While Pete was talking to Dan, Jacob and I looked at the van. We both noticed there was no blood splattered on the side from the gunshot wound. We both looked at each other in fear. I looked to see where everyone else was. Pat was trying to get Dan off the floor. Pete had started the van and called us in. “Let’s get the fuck out of here,” he shouted. Jacob and I quickly entered the van and Pete stepped on the gas to head back to the road. Pat and Jacob questioned Dan as to what had happened. Dan started crying. He had been watching us climb the hill when he noticed movement off to the side of the van. He looked over to see nothing. He looked at our figures on top of the hill when something hit the van and shook it. “I could think of only one thing,” Dan said. “Skinwalker.”
Driving through the dirt and sand, Pete and I saw a figure standing by the road.

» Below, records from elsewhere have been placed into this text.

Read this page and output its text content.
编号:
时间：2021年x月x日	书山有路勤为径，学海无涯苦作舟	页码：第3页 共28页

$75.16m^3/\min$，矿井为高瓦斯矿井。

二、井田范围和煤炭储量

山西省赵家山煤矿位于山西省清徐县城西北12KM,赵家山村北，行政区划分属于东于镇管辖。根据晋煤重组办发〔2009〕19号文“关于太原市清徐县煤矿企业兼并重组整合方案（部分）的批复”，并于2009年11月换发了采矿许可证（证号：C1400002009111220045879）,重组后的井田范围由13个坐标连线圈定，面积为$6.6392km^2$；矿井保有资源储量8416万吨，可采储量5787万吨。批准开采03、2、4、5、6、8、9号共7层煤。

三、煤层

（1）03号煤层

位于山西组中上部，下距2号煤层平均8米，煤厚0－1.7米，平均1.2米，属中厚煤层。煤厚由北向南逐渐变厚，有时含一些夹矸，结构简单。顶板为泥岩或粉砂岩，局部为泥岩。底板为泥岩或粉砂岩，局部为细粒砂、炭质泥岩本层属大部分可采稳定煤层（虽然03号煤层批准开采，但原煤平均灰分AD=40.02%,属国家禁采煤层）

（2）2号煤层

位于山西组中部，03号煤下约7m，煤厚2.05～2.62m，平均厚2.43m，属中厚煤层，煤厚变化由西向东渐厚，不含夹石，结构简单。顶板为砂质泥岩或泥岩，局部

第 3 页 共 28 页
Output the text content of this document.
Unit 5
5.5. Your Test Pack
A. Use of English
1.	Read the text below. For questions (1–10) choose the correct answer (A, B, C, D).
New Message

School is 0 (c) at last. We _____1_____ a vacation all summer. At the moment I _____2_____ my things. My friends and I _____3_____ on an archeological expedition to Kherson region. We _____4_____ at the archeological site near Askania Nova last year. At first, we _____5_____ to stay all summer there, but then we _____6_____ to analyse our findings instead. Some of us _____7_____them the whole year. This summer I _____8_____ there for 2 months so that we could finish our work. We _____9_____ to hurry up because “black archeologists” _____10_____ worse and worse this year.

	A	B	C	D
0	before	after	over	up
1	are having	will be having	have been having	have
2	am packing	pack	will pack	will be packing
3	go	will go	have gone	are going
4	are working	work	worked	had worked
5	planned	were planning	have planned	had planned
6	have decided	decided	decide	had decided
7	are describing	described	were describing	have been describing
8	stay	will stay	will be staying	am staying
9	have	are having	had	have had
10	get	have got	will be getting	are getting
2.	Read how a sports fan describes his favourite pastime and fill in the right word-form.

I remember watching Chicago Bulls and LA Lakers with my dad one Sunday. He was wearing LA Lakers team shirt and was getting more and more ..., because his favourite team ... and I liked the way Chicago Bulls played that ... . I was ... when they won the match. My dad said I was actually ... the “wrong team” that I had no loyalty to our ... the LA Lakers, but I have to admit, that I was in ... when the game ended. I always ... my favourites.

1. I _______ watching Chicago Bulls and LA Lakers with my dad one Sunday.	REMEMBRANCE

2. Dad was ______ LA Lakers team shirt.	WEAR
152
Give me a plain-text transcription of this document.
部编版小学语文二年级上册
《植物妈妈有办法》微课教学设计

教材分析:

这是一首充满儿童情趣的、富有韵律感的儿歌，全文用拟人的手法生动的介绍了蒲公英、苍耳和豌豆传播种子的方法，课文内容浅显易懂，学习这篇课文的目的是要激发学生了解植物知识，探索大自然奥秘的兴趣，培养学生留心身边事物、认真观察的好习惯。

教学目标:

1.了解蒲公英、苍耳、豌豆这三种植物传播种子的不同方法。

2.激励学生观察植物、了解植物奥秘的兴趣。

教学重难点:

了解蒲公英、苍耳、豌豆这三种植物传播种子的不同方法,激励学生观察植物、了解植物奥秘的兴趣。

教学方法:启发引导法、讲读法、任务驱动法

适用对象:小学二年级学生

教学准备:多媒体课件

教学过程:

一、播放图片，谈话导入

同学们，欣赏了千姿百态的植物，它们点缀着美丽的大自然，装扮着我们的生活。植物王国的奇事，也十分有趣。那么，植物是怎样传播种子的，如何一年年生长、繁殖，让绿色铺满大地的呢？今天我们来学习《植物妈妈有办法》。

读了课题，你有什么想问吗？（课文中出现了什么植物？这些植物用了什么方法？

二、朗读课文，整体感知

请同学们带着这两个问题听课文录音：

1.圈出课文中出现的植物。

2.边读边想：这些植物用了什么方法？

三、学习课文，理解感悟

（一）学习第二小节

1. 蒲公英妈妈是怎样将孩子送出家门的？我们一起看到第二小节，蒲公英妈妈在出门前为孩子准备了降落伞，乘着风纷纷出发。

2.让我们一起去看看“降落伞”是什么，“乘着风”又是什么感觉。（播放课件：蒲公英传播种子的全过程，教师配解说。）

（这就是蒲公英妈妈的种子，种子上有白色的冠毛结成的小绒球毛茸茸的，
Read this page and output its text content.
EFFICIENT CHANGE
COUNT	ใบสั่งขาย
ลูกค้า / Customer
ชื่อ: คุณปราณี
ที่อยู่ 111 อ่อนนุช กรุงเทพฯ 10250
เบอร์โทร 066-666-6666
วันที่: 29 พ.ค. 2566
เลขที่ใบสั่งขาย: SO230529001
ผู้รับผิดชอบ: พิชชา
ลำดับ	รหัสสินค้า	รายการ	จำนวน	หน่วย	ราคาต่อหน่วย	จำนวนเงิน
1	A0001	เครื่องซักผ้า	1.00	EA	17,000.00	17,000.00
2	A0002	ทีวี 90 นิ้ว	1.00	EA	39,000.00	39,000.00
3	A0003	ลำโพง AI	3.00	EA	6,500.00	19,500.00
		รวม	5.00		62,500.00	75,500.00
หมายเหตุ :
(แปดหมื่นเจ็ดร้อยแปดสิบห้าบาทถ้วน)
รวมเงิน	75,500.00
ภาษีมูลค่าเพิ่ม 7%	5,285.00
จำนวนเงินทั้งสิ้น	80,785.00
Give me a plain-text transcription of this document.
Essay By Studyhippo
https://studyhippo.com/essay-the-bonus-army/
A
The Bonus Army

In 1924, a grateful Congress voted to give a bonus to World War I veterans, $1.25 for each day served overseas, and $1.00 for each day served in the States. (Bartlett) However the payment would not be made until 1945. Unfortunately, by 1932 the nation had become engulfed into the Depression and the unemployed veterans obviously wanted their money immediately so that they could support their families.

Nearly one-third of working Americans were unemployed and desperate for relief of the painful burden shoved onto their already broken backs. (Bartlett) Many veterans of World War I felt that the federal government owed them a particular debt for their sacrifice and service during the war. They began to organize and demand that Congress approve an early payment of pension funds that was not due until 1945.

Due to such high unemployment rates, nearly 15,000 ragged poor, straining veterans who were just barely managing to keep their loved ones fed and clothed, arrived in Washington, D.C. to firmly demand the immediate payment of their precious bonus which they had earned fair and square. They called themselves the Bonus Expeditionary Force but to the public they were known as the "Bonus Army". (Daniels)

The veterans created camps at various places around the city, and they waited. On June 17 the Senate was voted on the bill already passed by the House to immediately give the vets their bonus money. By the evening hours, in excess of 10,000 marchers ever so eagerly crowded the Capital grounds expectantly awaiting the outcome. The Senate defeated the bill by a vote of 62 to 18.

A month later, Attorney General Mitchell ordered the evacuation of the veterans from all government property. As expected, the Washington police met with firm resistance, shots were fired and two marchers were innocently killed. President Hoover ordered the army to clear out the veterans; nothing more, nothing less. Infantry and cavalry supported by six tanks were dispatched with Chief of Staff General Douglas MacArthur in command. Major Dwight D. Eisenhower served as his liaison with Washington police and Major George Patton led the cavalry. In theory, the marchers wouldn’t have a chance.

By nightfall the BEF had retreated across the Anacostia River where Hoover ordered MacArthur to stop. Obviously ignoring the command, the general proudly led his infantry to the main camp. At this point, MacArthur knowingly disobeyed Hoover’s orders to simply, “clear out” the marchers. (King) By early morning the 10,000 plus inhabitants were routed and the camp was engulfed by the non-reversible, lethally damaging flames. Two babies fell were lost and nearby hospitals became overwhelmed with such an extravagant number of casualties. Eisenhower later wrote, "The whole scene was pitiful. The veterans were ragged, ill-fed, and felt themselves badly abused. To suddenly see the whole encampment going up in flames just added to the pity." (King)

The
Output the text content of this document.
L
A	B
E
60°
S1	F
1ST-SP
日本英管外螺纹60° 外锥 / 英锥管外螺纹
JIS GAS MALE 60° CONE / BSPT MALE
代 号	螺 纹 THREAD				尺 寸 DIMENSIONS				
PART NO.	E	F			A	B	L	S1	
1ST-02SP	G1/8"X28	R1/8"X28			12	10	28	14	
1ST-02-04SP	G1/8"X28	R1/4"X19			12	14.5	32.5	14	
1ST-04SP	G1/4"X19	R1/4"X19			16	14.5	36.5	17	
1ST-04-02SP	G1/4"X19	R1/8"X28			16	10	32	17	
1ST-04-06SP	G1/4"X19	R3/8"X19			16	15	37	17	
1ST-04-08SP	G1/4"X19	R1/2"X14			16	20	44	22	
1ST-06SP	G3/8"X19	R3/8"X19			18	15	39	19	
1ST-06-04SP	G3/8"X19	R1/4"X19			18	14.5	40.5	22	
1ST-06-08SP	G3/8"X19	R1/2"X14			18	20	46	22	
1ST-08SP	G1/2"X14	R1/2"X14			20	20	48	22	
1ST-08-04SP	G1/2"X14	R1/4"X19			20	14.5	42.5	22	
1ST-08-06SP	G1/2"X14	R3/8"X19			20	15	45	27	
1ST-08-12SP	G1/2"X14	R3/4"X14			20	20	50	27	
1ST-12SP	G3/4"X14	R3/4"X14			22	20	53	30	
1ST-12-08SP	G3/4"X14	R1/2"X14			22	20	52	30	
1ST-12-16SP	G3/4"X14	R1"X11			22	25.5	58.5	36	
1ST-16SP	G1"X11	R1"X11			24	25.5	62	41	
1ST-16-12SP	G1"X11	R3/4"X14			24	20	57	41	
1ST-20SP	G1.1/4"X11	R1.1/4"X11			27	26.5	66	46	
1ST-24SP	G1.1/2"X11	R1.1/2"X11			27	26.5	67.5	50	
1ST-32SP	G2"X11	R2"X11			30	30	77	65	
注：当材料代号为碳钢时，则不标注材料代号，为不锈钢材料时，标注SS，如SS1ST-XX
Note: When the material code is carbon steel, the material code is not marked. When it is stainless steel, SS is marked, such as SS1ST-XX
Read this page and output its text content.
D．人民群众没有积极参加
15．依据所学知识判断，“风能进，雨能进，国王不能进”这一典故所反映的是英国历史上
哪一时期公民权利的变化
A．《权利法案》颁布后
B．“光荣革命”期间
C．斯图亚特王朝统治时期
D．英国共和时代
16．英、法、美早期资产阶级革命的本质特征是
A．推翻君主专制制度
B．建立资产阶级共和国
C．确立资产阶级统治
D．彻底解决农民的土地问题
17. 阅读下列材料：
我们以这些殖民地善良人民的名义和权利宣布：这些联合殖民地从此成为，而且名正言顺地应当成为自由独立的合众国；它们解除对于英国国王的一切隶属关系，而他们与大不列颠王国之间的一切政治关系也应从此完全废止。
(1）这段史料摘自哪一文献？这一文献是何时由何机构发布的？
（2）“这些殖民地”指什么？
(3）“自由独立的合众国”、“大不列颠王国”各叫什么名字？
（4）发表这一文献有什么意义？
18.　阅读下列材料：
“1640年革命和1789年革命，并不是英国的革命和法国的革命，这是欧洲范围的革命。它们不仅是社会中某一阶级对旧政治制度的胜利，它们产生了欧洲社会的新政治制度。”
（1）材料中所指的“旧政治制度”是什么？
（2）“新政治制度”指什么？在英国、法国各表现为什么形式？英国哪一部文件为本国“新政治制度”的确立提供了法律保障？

It was that thing that had been watching Dan from before. “Oh fuck, oh fuck,” Pete said. Dan screamed. “We’re going to fucking die man, we’re going to fucking die tonight…” Pete decided to try and run the figure over, but as the headlamps neared it, the figure moved off to the side, as if it was trying to avoid light. As we approached the road, the figure closed in on us. Pete made a hard left and created a large dust cloud. We felt the wheels hit pavement and he really hit the pedal.
We were safe, or at least, that’s what we thought. Pete and I kept a lookout, watching the sideview and the rearview mirrors. Dan had his head in his hands, looking worse for wear. After a tense 10 minutes, Pete slowed down and Pat cracked open a “celebratory” beer. He handed each of us a can. I looked behind to grab the beers Pat was handing out, but that’s when the burning smell appeared. I looked outside to my left and I saw its eyes. It was following us. This thing was running after us on all fours. Pete sped up once again, as fast as the Windstar could go. It kept up with us for another 2, 3 miles when we saw headlights. It was then that the figure retreated and disappeared into the darkness again.
It didn’t come back for us the rest of the way, and we haven’t entered the reservation again.
We don’t really like to talk about it.